Her husband was my hero. As I began to remove her old dressing, I lifted one of the edges without gloves to get a bit of a start on it. Her husband spoke up and said "thank you for washing your hands, now will you please stop and put on some gloves?"
He's probably the reason she has had her dual lumen picc in place without any problems for two years. Families who want to change dressings, who are attentive and caring can certainly be trained to change them.

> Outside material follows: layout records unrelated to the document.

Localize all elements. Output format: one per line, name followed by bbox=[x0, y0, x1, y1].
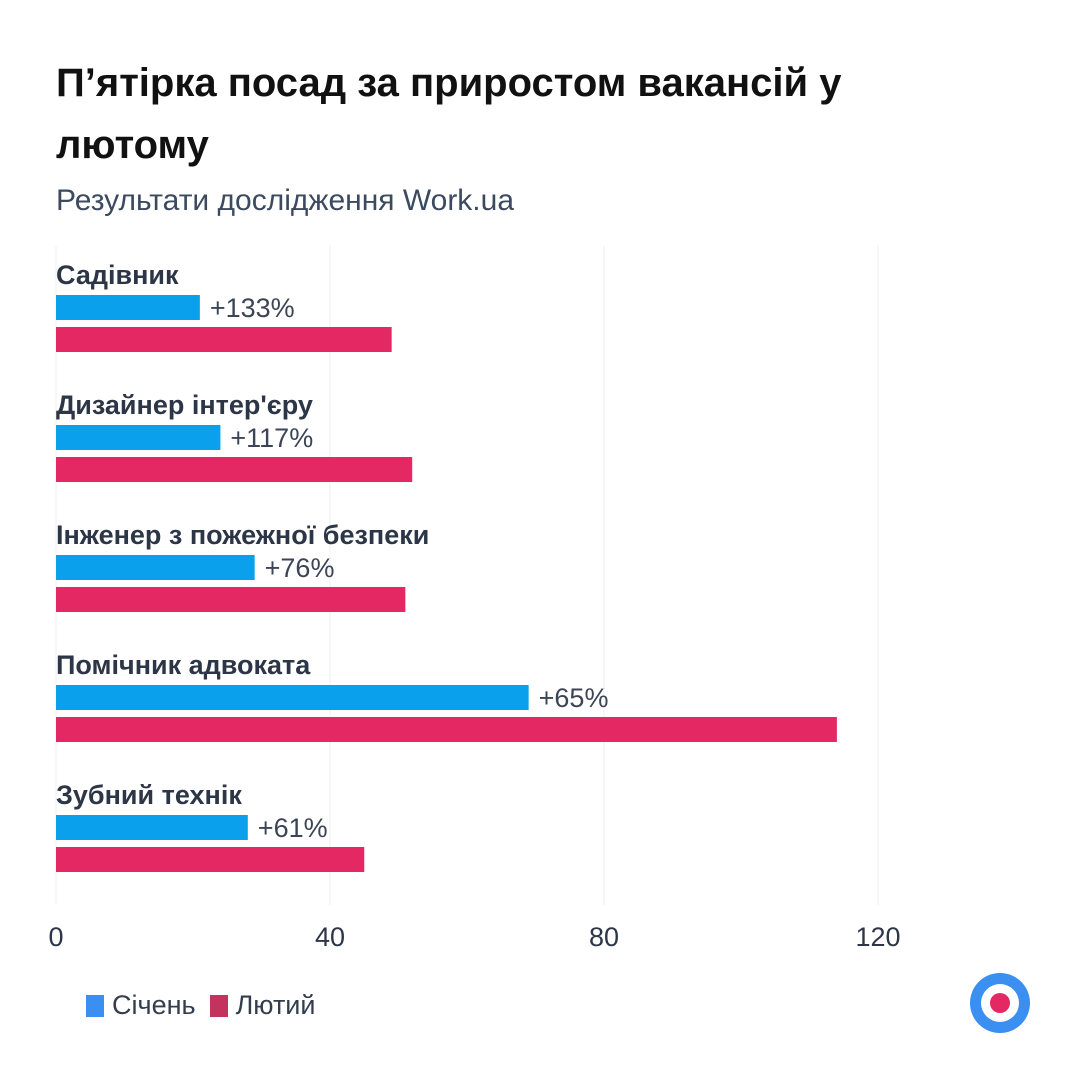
legend-item-february: Лютий bbox=[209, 990, 316, 1021]
legend: Січень Лютий bbox=[86, 990, 315, 1021]
legend-swatch-february bbox=[209, 994, 228, 1017]
x-tick-label: 80 bbox=[589, 922, 619, 952]
category-label: Інженер з пожежної безпеки bbox=[56, 520, 429, 550]
data-label-growth: +133% bbox=[210, 293, 295, 323]
data-label-growth: +65% bbox=[539, 683, 609, 713]
category-label: Дизайнер інтер'єру bbox=[56, 390, 313, 420]
x-tick-label: 40 bbox=[315, 922, 345, 952]
x-tick-label: 120 bbox=[855, 922, 900, 952]
data-label-growth: +117% bbox=[230, 423, 313, 453]
bar-february bbox=[56, 327, 392, 352]
bar-january bbox=[56, 685, 529, 710]
data-label-growth: +76% bbox=[265, 553, 335, 583]
category-label: Зубний технік bbox=[56, 780, 242, 810]
bar-february bbox=[56, 587, 406, 612]
legend-item-january: Січень bbox=[86, 990, 196, 1021]
bar-january bbox=[56, 425, 221, 450]
bar-february bbox=[56, 457, 413, 482]
bar-january bbox=[56, 295, 200, 320]
category-label: Садівник bbox=[56, 260, 179, 290]
chart-subtitle: Результати дослідження Work.ua bbox=[56, 184, 515, 217]
logo-dot bbox=[990, 993, 1010, 1013]
bar-february bbox=[56, 847, 365, 872]
work-ua-target-logo-icon bbox=[970, 973, 1030, 1033]
category-label: Помічник адвоката bbox=[56, 650, 311, 680]
legend-label-february: Лютий bbox=[235, 990, 316, 1020]
legend-swatch-january bbox=[86, 994, 104, 1017]
data-label-growth: +61% bbox=[258, 813, 328, 843]
bar-february bbox=[56, 717, 837, 742]
chart-title: П’ятірка посад за приростом вакансій у л… bbox=[56, 61, 842, 167]
x-tick-label: 0 bbox=[48, 922, 63, 952]
bar-january bbox=[56, 815, 248, 840]
bar-january bbox=[56, 555, 255, 580]
legend-label-january: Січень bbox=[112, 990, 196, 1020]
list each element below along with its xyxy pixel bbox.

Keith, on the issue of infusion teams and all of the care and maintenance required for VADs, there are 2 choices that any healthcare facility has. One choice - a primary care or generalist model - is to have all nurses doing all care and maintenance. The other choice is to create an infusion team where the care and maintenance is doing exclusively by this team. There is evidence to support the infusion teams and the improved outcomes they produce. Of course, more evidence is needed, especially on the financial analysis of the actual cost of each choice. Regardless of the hospitals choice, the nurses responsible for all VAD care and maintenace are held to the same standard of care. So using a generealist model could easily be more expensive than an infusion team. I think the costs of educating all staff, competency documentation for all staff, and outcome monitoiring for all staff is greater than the costs of an infusion team. But I don't have a study to support these financial outcomes, so currently it is left to each facility to do their own finanacial analysis. Maybe one day we will have what is needed. Lynn
I worked homecare in 1999, 2000. Back then, we would teach and train as much as the family/caregiver was willing to learn. We typically did a once a week visit to check the line, be sure there were no questions or problems and chg the dressing as well as often draw labs. However, if the family was willing we woud teach them to do a sterile dressing change, in case it needed to be done between visits. In Florida, patients dressings loosen easily. We would teach and observe a return demonstration. Caregivers are very worried about injuring the patient, so they are often great at following step by step instructions and aseptic technique. If they were not did not allow them to do the dressing changes.